Lady Greville aurait préféré que Maria porte sa robe rayée. La jeune fille incarne la nouvelle génération et sans ses rayures, portant une robe neuve, il devient difficile de savoir qui est Maria, d’autant qu’elle est escortée par Lady Greville. Aux yeux de Lady Greville, une robe rayée permet de montrer à leur entourage son statut et ses idéaux.

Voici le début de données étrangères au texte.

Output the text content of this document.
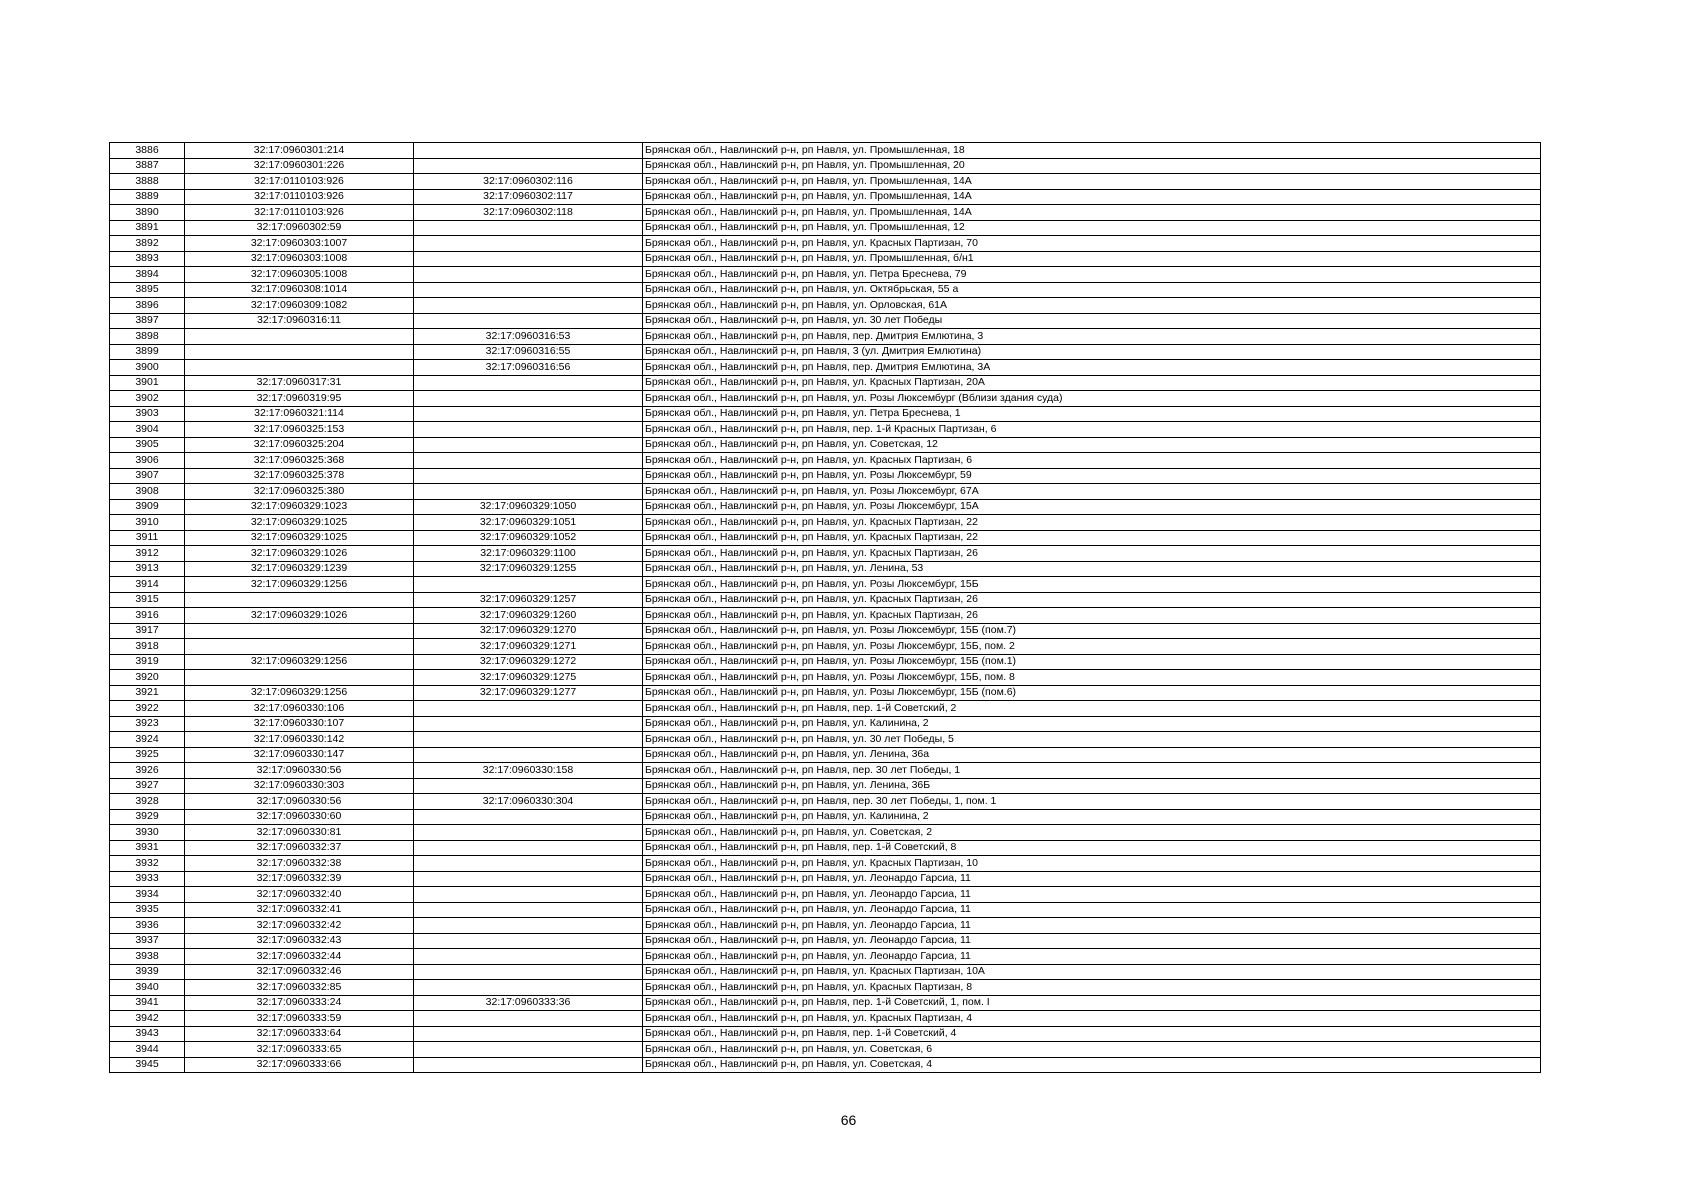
3886	32:17:0960301:214		Брянская обл., Навлинский р-н, рп Навля, ул. Промышленная, 18
3887	32:17:0960301:226		Брянская обл., Навлинский р-н, рп Навля, ул. Промышленная, 20
3888	32:17:0110103:926	32:17:0960302:116	Брянская обл., Навлинский р-н, рп Навля, ул. Промышленная, 14А
3889	32:17:0110103:926	32:17:0960302:117	Брянская обл., Навлинский р-н, рп Навля, ул. Промышленная, 14А
3890	32:17:0110103:926	32:17:0960302:118	Брянская обл., Навлинский р-н, рп Навля, ул. Промышленная, 14А
3891	32:17:0960302:59		Брянская обл., Навлинский р-н, рп Навля, ул. Промышленная, 12
3892	32:17:0960303:1007		Брянская обл., Навлинский р-н, рп Навля, ул. Красных Партизан, 70
3893	32:17:0960303:1008		Брянская обл., Навлинский р-н, рп Навля, ул. Промышленная, б/н1
3894	32:17:0960305:1008		Брянская обл., Навлинский р-н, рп Навля, ул. Петра Бреснева, 79
3895	32:17:0960308:1014		Брянская обл., Навлинский р-н, рп Навля, ул. Октябрьская, 55 а
3896	32:17:0960309:1082		Брянская обл., Навлинский р-н, рп Навля, ул. Орловская, 61А
3897	32:17:0960316:11		Брянская обл., Навлинский р-н, рп Навля, ул. 30 лет Победы
3898		32:17:0960316:53	Брянская обл., Навлинский р-н, рп Навля, пер. Дмитрия Емлютина, 3
3899		32:17:0960316:55	Брянская обл., Навлинский р-н, рп Навля, 3 (ул. Дмитрия Емлютина)
3900		32:17:0960316:56	Брянская обл., Навлинский р-н, рп Навля, пер. Дмитрия Емлютина, 3А
3901	32:17:0960317:31		Брянская обл., Навлинский р-н, рп Навля, ул. Красных Партизан, 20А
3902	32:17:0960319:95		Брянская обл., Навлинский р-н, рп Навля, ул. Розы Люксембург (Вблизи здания суда)
3903	32:17:0960321:114		Брянская обл., Навлинский р-н, рп Навля, ул. Петра Бреснева, 1
3904	32:17:0960325:153		Брянская обл., Навлинский р-н, рп Навля, пер. 1-й Красных Партизан, 6
3905	32:17:0960325:204		Брянская обл., Навлинский р-н, рп Навля, ул. Советская, 12
3906	32:17:0960325:368		Брянская обл., Навлинский р-н, рп Навля, ул. Красных Партизан, 6
3907	32:17:0960325:378		Брянская обл., Навлинский р-н, рп Навля, ул. Розы Люксембург, 59
3908	32:17:0960325:380		Брянская обл., Навлинский р-н, рп Навля, ул. Розы Люксембург, 67А
3909	32:17:0960329:1023	32:17:0960329:1050	Брянская обл., Навлинский р-н, рп Навля, ул. Розы Люксембург, 15А
3910	32:17:0960329:1025	32:17:0960329:1051	Брянская обл., Навлинский р-н, рп Навля, ул. Красных Партизан, 22
3911	32:17:0960329:1025	32:17:0960329:1052	Брянская обл., Навлинский р-н, рп Навля, ул. Красных Партизан, 22
3912	32:17:0960329:1026	32:17:0960329:1100	Брянская обл., Навлинский р-н, рп Навля, ул. Красных Партизан, 26
3913	32:17:0960329:1239	32:17:0960329:1255	Брянская обл., Навлинский р-н, рп Навля, ул. Ленина, 53
3914	32:17:0960329:1256		Брянская обл., Навлинский р-н, рп Навля, ул. Розы Люксембург, 15Б
3915		32:17:0960329:1257	Брянская обл., Навлинский р-н, рп Навля, ул. Красных Партизан, 26
3916	32:17:0960329:1026	32:17:0960329:1260	Брянская обл., Навлинский р-н, рп Навля, ул. Красных Партизан, 26
3917		32:17:0960329:1270	Брянская обл., Навлинский р-н, рп Навля, ул. Розы Люксембург, 15Б (пом.7)
3918		32:17:0960329:1271	Брянская обл., Навлинский р-н, рп Навля, ул. Розы Люксембург, 15Б, пом. 2
3919	32:17:0960329:1256	32:17:0960329:1272	Брянская обл., Навлинский р-н, рп Навля, ул. Розы Люксембург, 15Б (пом.1)
3920		32:17:0960329:1275	Брянская обл., Навлинский р-н, рп Навля, ул. Розы Люксембург, 15Б, пом. 8
3921	32:17:0960329:1256	32:17:0960329:1277	Брянская обл., Навлинский р-н, рп Навля, ул. Розы Люксембург, 15Б (пом.6)
3922	32:17:0960330:106		Брянская обл., Навлинский р-н, рп Навля, пер. 1-й Советский, 2
3923	32:17:0960330:107		Брянская обл., Навлинский р-н, рп Навля, ул. Калинина, 2
3924	32:17:0960330:142		Брянская обл., Навлинский р-н, рп Навля, ул. 30 лет Победы, 5
3925	32:17:0960330:147		Брянская обл., Навлинский р-н, рп Навля, ул. Ленина, 36а
3926	32:17:0960330:56	32:17:0960330:158	Брянская обл., Навлинский р-н, рп Навля, пер. 30 лет Победы, 1
3927	32:17:0960330:303		Брянская обл., Навлинский р-н, рп Навля, ул. Ленина, 36Б
3928	32:17:0960330:56	32:17:0960330:304	Брянская обл., Навлинский р-н, рп Навля, пер. 30 лет Победы, 1, пом. 1
3929	32:17:0960330:60		Брянская обл., Навлинский р-н, рп Навля, ул. Калинина, 2
3930	32:17:0960330:81		Брянская обл., Навлинский р-н, рп Навля, ул. Советская, 2
3931	32:17:0960332:37		Брянская обл., Навлинский р-н, рп Навля, пер. 1-й Советский, 8
3932	32:17:0960332:38		Брянская обл., Навлинский р-н, рп Навля, ул. Красных Партизан, 10
3933	32:17:0960332:39		Брянская обл., Навлинский р-н, рп Навля, ул. Леонардо Гарсиа, 11
3934	32:17:0960332:40		Брянская обл., Навлинский р-н, рп Навля, ул. Леонардо Гарсиа, 11
3935	32:17:0960332:41		Брянская обл., Навлинский р-н, рп Навля, ул. Леонардо Гарсиа, 11
3936	32:17:0960332:42		Брянская обл., Навлинский р-н, рп Навля, ул. Леонардо Гарсиа, 11
3937	32:17:0960332:43		Брянская обл., Навлинский р-н, рп Навля, ул. Леонардо Гарсиа, 11
3938	32:17:0960332:44		Брянская обл., Навлинский р-н, рп Навля, ул. Леонардо Гарсиа, 11
3939	32:17:0960332:46		Брянская обл., Навлинский р-н, рп Навля, ул. Красных Партизан, 10А
3940	32:17:0960332:85		Брянская обл., Навлинский р-н, рп Навля, ул. Красных Партизан, 8
3941	32:17:0960333:24	32:17:0960333:36	Брянская обл., Навлинский р-н, рп Навля, пер. 1-й Советский, 1, пом. I
3942	32:17:0960333:59		Брянская обл., Навлинский р-н, рп Навля, ул. Красных Партизан, 4
3943	32:17:0960333:64		Брянская обл., Навлинский р-н, рп Навля, пер. 1-й Советский, 4
3944	32:17:0960333:65		Брянская обл., Навлинский р-н, рп Навля, ул. Советская, 6
3945	32:17:0960333:66		Брянская обл., Навлинский р-н, рп Навля, ул. Советская, 4
66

Austen souligne plusieurs fois, avec beaucoup d’humour et d’ironie, le manque de savoir-vivre de l’aristocratie et de considération qu’elle peut avoir pour autrui. En voulant faire passer Maria pour vulgaire, notamment avec le passage des jambes révélées par le vent qui soulève la robe des jeunes filles, Austen insiste surtout sur les propos vulgaires proférés par Lady Greville.